All posts by weshare

It’s the Little Things

Much of my work week was spent in mediation sessions where millions of dollars and a major city project were at stake.  I routinely work on issues that I know could have a significant impact on Albany; so this week wasn’t necessarily different than any other in that respect.  The difference I noticed this week had to do with contrast.

 

Several weeks ago, I wrote about my failed attempt to help dog owners by setting up a permit system to allow people to keep more than two dogs in their homes.  I’ve already explained why this turned out to be a really bad idea, but I received further reinforcement a couple of days ago just before I was scheduled to leave for the very important mediation session.  I decided in the few minutes I had before the mediation to return a call from a citizen who was upset that his application to have an additional dog had been denied.  The call took longer than expected as I listened to some emotional arguments about my lack of compassion and the unfairness of my decision.  Much of what the concerned citizen had to say was true, but I could not change the decision without angering the several neighbors who had complained about the dogs.

 

The mediation session went well, and I believe we may be able to resolve a costly disagreement in a way that will be of great benefit to the community.  It’s really satisfying to make progress on a big issue that has caused a fair amount of anxiety and cost more than I would have liked.  My bubble of satisfaction was quickly popped, however, shortly after the mediation when I learned that we are probably going to have to replace the new carpet we just installed at City Hall.  Apparently, we track in more oils and dirt than anyone imagined when the carpet was selected; and the cost of keeping the carpet looking good is higher than replacing it.  The good news is that the carpet supplier is willing to provide new carpet at essentially no cost to the City.  The bad news is that there is an additional installation expense of about $4,000.  No decision has been made about the carpet yet, and I am hoping that a less expensive and less embarrassing alternative will surface.

 

The lesson from mediation, dog permits, and carpets is that city employees deal with a wide range of issues that are all important.  Potentially saving hundreds of thousands of dollars doesn’t relieve us of the obligation to save a few hundred when we have the opportunity.  I was also reminded by the week’s events that even though we can’t lose sight of our responsibility to look out for the good of the whole community, we should never forget the importance of the rights and feelings of individual citizens.

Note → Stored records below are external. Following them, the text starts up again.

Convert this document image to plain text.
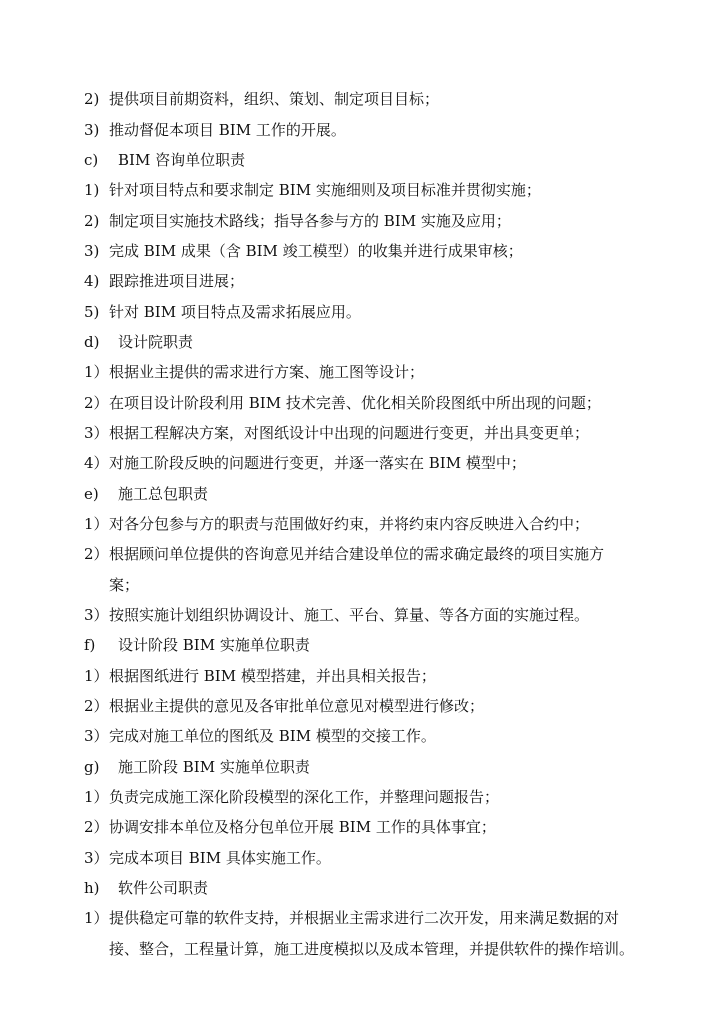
2) 提供项目前期资料，组织、策划、制定项目目标；
3) 推动督促本项目 BIM 工作的开展。
c) BIM 咨询单位职责
1) 针对项目特点和要求制定 BIM 实施细则及项目标准并贯彻实施；
2) 制定项目实施技术路线；指导各参与方的 BIM 实施及应用；
3) 完成 BIM 成果（含 BIM 竣工模型）的收集并进行成果审核；
4) 跟踪推进项目进展；
5) 针对 BIM 项目特点及需求拓展应用。
d) 设计院职责
1） 根据业主提供的需求进行方案、施工图等设计；
2） 在项目设计阶段利用 BIM 技术完善、优化相关阶段图纸中所出现的问题；
3） 根据工程解决方案，对图纸设计中出现的问题进行变更，并出具变更单；
4） 对施工阶段反映的问题进行变更，并逐一落实在 BIM 模型中；
e) 施工总包职责
1） 对各分包参与方的职责与范围做好约束，并将约束内容反映进入合约中；
2） 根据顾问单位提供的咨询意见并结合建设单位的需求确定最终的项目实施方
案；
3） 按照实施计划组织协调设计、施工、平台、算量、等各方面的实施过程。
f) 设计阶段 BIM 实施单位职责
1） 根据图纸进行 BIM 模型搭建，并出具相关报告；
2） 根据业主提供的意见及各审批单位意见对模型进行修改；
3） 完成对施工单位的图纸及 BIM 模型的交接工作。
g) 施工阶段 BIM 实施单位职责
1） 负责完成施工深化阶段模型的深化工作，并整理问题报告；
2） 协调安排本单位及格分包单位开展 BIM 工作的具体事宜；
3） 完成本项目 BIM 具体实施工作。
h) 软件公司职责
1） 提供稳定可靠的软件支持，并根据业主需求进行二次开发，用来满足数据的对
接、整合，工程量计算，施工进度模拟以及成本管理，并提供软件的操作培训。
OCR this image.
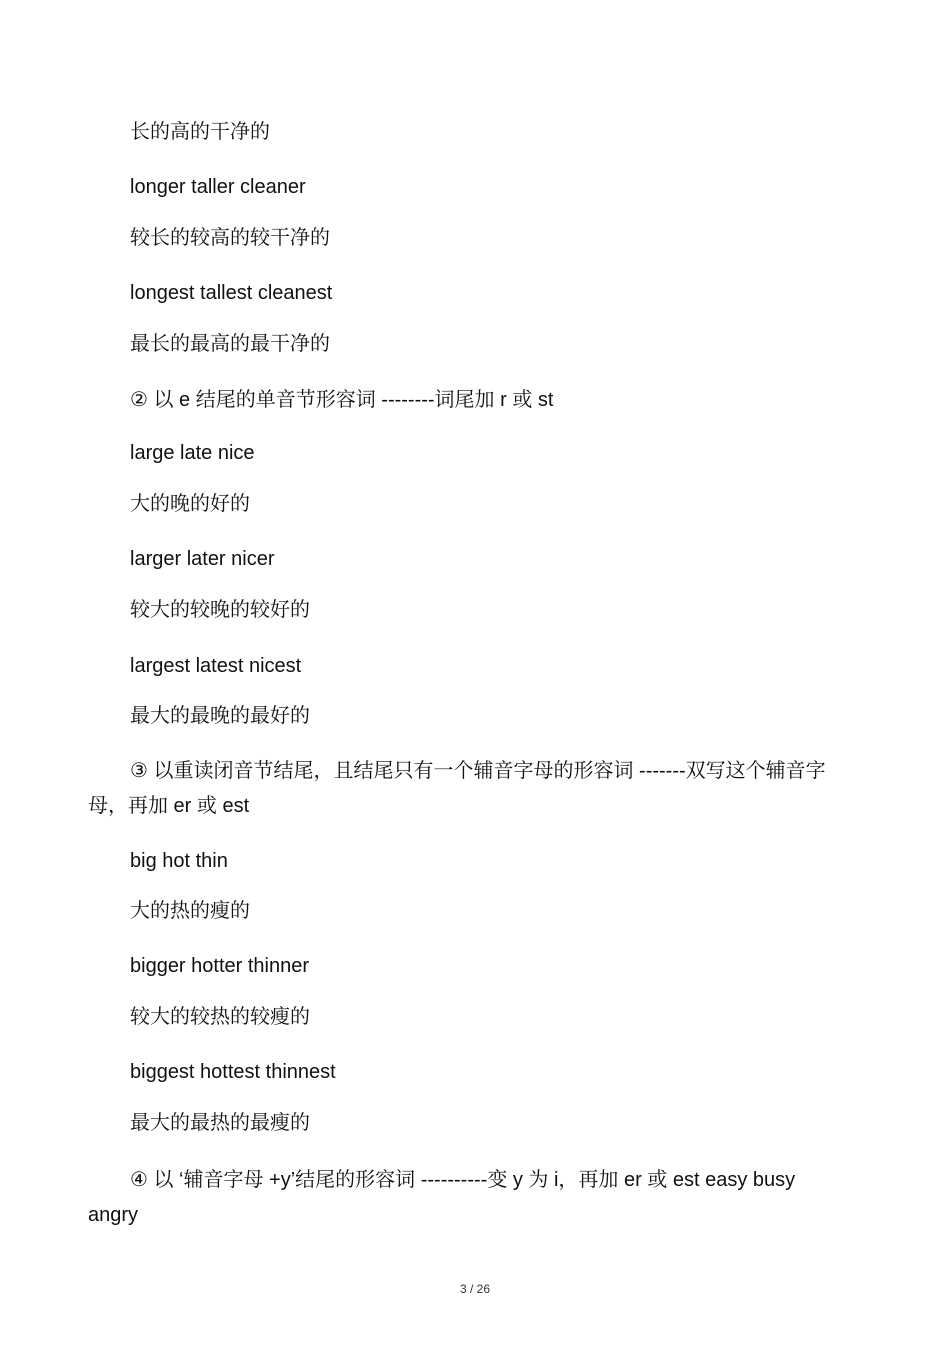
长的高的干净的
longer taller cleaner
较长的较高的较干净的
longest tallest cleanest
最长的最高的最干净的
② 以 e 结尾的单音节形容词 --------词尾加 r 或 st
large late nice
大的晚的好的
larger later nicer
较大的较晚的较好的
largest latest nicest
最大的最晚的最好的
③ 以重读闭音节结尾，且结尾只有一个辅音字母的形容词 -------双写这个辅音字母，再加 er 或 est
big hot thin
大的热的瘦的
bigger hotter thinner
较大的较热的较瘦的
biggest hottest thinnest
最大的最热的最瘦的
④ 以 ‘辅音字母 +y’结尾的形容词 ----------变 y 为 i，再加 er 或 est easy busy angry
3 / 26
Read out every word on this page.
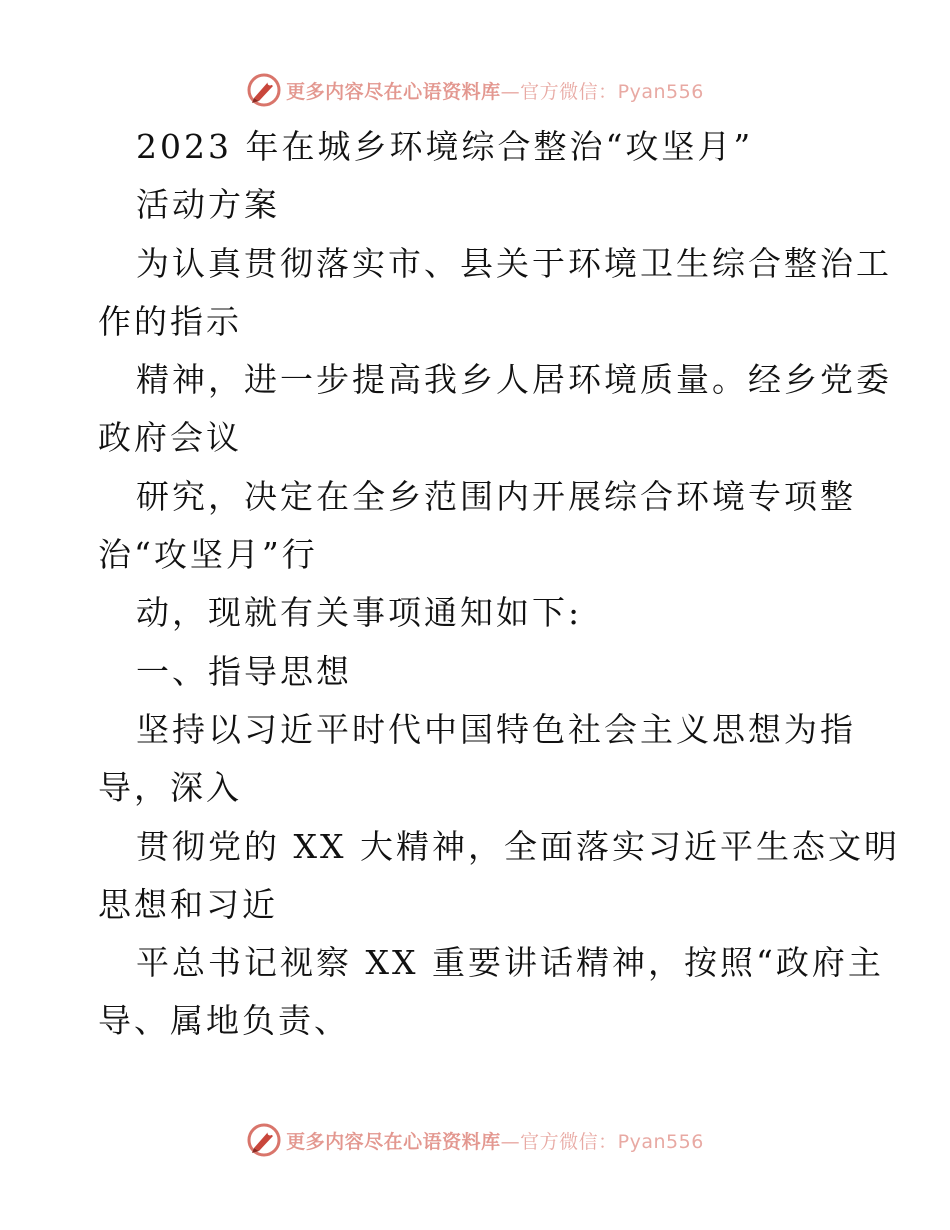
更多内容尽在心语资料库—官方微信：Pyan556
2023 年在城乡环境综合整治“攻坚月”
活动方案
为认真贯彻落实市、县关于环境卫生综合整治工
作的指示
精神，进一步提高我乡人居环境质量。经乡党委
政府会议
研究，决定在全乡范围内开展综合环境专项整
治“攻坚月”行
动，现就有关事项通知如下:
一、指导思想
坚持以习近平时代中国特色社会主义思想为指
导，深入
贯彻党的 XX 大精神，全面落实习近平生态文明
思想和习近
平总书记视察 XX 重要讲话精神，按照“政府主
导、属地负责、
更多内容尽在心语资料库—官方微信：Pyan556
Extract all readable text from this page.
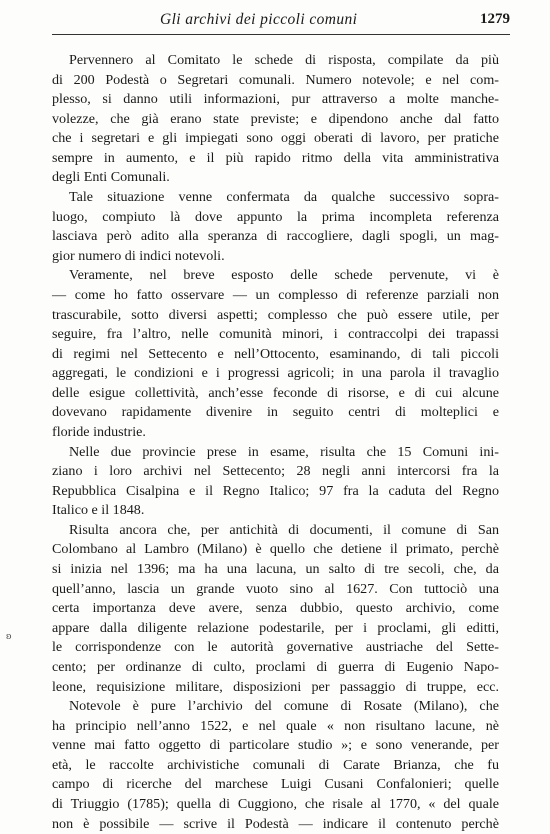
Gli archivi dei piccoli comuni	1279
Pervennero al Comitato le schede di risposta, compilate da più
di 200 Podestà o Segretari comunali. Numero notevole; e nel com-
plesso, si danno utili informazioni, pur attraverso a molte manche-
volezze, che già erano state previste; e dipendono anche dal fatto
che i segretari e gli impiegati sono oggi oberati di lavoro, per pratiche
sempre in aumento, e il più rapido ritmo della vita amministrativa
degli Enti Comunali.
Tale situazione venne confermata da qualche successivo sopra-
luogo, compiuto là dove appunto la prima incompleta referenza
lasciava però adito alla speranza di raccogliere, dagli spogli, un mag-
gior numero di indici notevoli.
Veramente, nel breve esposto delle schede pervenute, vi è
— come ho fatto osservare — un complesso di referenze parziali non
trascurabile, sotto diversi aspetti; complesso che può essere utile, per
seguire, fra l’altro, nelle comunità minori, i contraccolpi dei trapassi
di regimi nel Settecento e nell’Ottocento, esaminando, di tali piccoli
aggregati, le condizioni e i progressi agricoli; in una parola il travaglio
delle esigue collettività, anch’esse feconde di risorse, e di cui alcune
dovevano rapidamente divenire in seguito centri di molteplici e
floride industrie.
Nelle due provincie prese in esame, risulta che 15 Comuni ini-
ziano i loro archivi nel Settecento; 28 negli anni intercorsi fra la
Repubblica Cisalpina e il Regno Italico; 97 fra la caduta del Regno
Italico e il 1848.
Risulta ancora che, per antichità di documenti, il comune di San
Colombano al Lambro (Milano) è quello che detiene il primato, perchè
si inizia nel 1396; ma ha una lacuna, un salto di tre secoli, che, da
quell’anno, lascia un grande vuoto sino al 1627. Con tuttociò una
certa importanza deve avere, senza dubbio, questo archivio, come
appare dalla diligente relazione podestarile, per i proclami, gli editti,
le corrispondenze con le autorità governative austriache del Sette-
cento; per ordinanze di culto, proclami di guerra di Eugenio Napo-
leone, requisizione militare, disposizioni per passaggio di truppe, ecc.
Notevole è pure l’archivio del comune di Rosate (Milano), che
ha principio nell’anno 1522, e nel quale « non risultano lacune, nè
venne mai fatto oggetto di particolare studio »; e sono venerande, per
età, le raccolte archivistiche comunali di Carate Brianza, che fu
campo di ricerche del marchese Luigi Cusani Confalonieri; quelle
di Triuggio (1785); quella di Cuggiono, che risale al 1770, « del quale
non è possibile — scrive il Podestà — indicare il contenuto perchè
ʚ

The Bicycle Commute Challenge

I have written at length about my outdoor adventures over the past few years and have probably given the impression that my physical fitness exceeds my mental capacity.  I am sad to report that I learned last weekend that both forms of fitness are in question.

 

Bitter experience has taught me over the past decade or so that mountaineering is one of the most physically demanding sports.  I have staggered up mountains all over the Northwest and have been working on the world’s record for the most failed attempts to reach the summit of Mt. Rainier.  My latest effort took place last weekend when I accepted an invitation from a friend to take another crack at Washington’s highest mountain.

 

I prepared for the ascent by eating large amounts of inappropriate food for several months and going on an occasional run or bike ride.  All of this was done on flat terrain at low elevation.  Mountain climbing requires the mountaineer to carry a fair amount of equipment, such as cold weather gear, an ice axe, helmet, climbing harness, rope, and crampons.  Stuffed into a backpack, the equipment usually weighs about 50 pounds.  To my chagrin, I learned last Friday that carrying 50 pounds of additional weight on your back and 15 pounds of excess fat on your stomach greatly complicates the mountaineering experience.

 

The first 1,000 feet of my climb weren’t too bad, except that I noticed my climbing partners seemed to be going at a much faster pace and yet required fewer rest breaks.    By the time I reached 7,000 feet, I realized that my training regimen may have needed some refinement.  The only intelligent decision I made during the climb was to realize, somewhere around 8,000 feet, that I was not going to reach the 14,000 foot summit and that I would be doing my companions a favor by heading back to the parking lot.

 

I’m happy to say that I had no trouble going down the mountain until I reached my car.  I threw my pack into the trunk and then tried to remove my boots.  I was hit with a leg cramp that almost caused me to pass out and literally caused me to collapse to the pavement before I could struggle to my feet and work it out.  Removing my boots resulted in a series of cramps that required me to drive barefoot for awhile until I could work up the courage to put on my running shoes.

 

So what does any of this have to do with a bicycle commute?  The month ahead gives all of us the chance to participate in the Bicycle Commute Challenge.  Many of you probably don’t need the additional exercise, but I suspect that there may be a few folks who, like me, might benefit from a little fitness training.  Perhaps more importantly, bike commuting helps resolve downtown parking problems, reduces the monthly gas bill, shrinks the infamous carbon footprint, and gives us a chance to see the community in a new way.  City employees can learn more about the Challenge and sign up to participate on the Intranet.

 

 I plan to try another “conditioning” climb in the next couple of weeks, which probably does not speak well for my judgment.  Last week’s experience has at least forced me to start eating more intelligently and inspired me to start running and cycling more regularly.  I hope everyone will take a look at the Bike Commute Challenge and take advantage of the opportunity to do something good for themselves.